Auch legt Kondo nahe, dass er auf die Reaktionen der Fans hören will. In verschiedenen Internet Foren hat er sich bereits erkundigt, ob die Musik des Trailers bei den Fans ankommt und dies scheint der Fall zu sein.
Die Entscheidung, dass Spiel mit einem Orchester zu vertonen darf als positiv gewertet werden. In der heutigen Zeit ist dies einfach dank der neuesten Soundtechniken möglich und andere Spiele haben auch schon gezeigt, dass sich Videospiele Musik nicht hinter der von großen Hollywood Blockbustern verstecken muss!
Koji Kondos Äußerungen zum Zelda TP Soundtrack:
"With the trailer music being so moving, it was no surprise that I was asked-during several media interviews with journalists at E3-if we plan to use an orchestra for The Legend of Zelda: Twilight Princess music. Honestly, it hasn't been determined yet, but I would really like to push for it. In the process of recording the trailer music, I've gotten back in touch with how music from live instuments can be extremely powerful. Even when I've spent countless hours creating digital music with complex layers for Nintendo's games, artificial sounds just can't beat the real depth and expression of live instruments. Recording the trailer has really encouraged me to explore the challenges of orchestra music for the game. Since game development is still proceeding, we can't yet look into the details of how a full orchestra could be specifically used-we just can't discuss it until we reach a certain degree of the game's development. But, for the moment, I can dream big: I'd love to use a full 50-player orchestra to capture the big action scenes and an intimate string quartet for the more lyrical moments in gameplay."

"We're also exploring some music-oriented gameplay ideas for Twilight Princess. In the E3 demo, people saw and heard that Link plays a reed pulled from the grass to call a hawk; reed music was in the initial development concept for Ocarina, but we ultimately didn't use it. What instrument might Link play in Twilight Princess? For now it's going to remain a secret."

"The process of creating the E3 trailer was fascinating. Three people (including me) each composed a different approach to the trailer's music. Then we asked one of Japan's most extraordinarily gifted composers and music arrangers, Michiru Oshima, to work her magic on all three pieces, envisioning how an orchestra could wrap its many instruments around the general music. We then recorded each of the three orchestrations with famed conductor Yasuzo Takemoto on hand, who you might know as the conductor who stood command over the amazing 2002 Smash Bros. concert in Japan. I did have a chance to personally conduct when we recorded a chorus for one possible version of the trailer."

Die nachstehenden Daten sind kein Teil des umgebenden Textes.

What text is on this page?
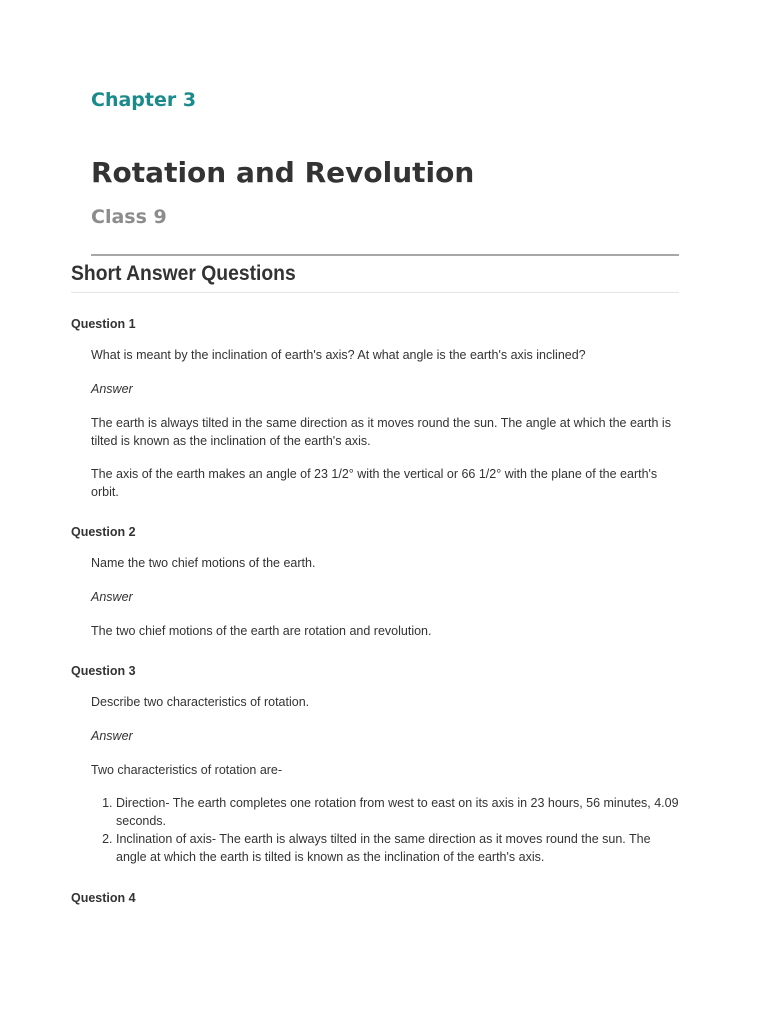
Chapter 3
Rotation and Revolution
Class 9
Short Answer Questions
Question 1

What is meant by the inclination of earth's axis? At what angle is the earth's axis inclined?

Answer

The earth is always tilted in the same direction as it moves round the sun. The angle at which the earth is tilted is known as the inclination of the earth's axis.

The axis of the earth makes an angle of 23 1/2° with the vertical or 66 1/2° with the plane of the earth's orbit.

Question 2

Name the two chief motions of the earth.

Answer

The two chief motions of the earth are rotation and revolution.

Question 3

Describe two characteristics of rotation.

Answer

Two characteristics of rotation are-

1. Direction- The earth completes one rotation from west to east on its axis in 23 hours, 56 minutes, 4.09 seconds.
2. Inclination of axis- The earth is always tilted in the same direction as it moves round the sun. The angle at which the earth is tilted is known as the inclination of the earth's axis.
Question 4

"You may have noticed that the music for each game in the Zelda series has a slightly different vibe. Majora's Mask had an exotic Chinese-opera sound; and Wind Waker had a sort of Irish influence on its music. As we started thinking about the music for Twilight Princess, I got some guidance from the developers that they'd like music reminiscent of eastern Europe, bringing in an ensemble of percussion instruments, and simultaneously I heard that they might like to hear more modern music employed for the game. At that time, I couldn't really envision what they were asking clearly-I assumed that they might like a Gypsy vibe. Creating Zelda music always involves learning for me, since I can't create all of the music for the wide variety of environments based simply on what's already inside my head. I always do extensive research and soak up as much music as I can to expand my vision. Then, after all of that, I always find it much easier to create music that I couldn't before."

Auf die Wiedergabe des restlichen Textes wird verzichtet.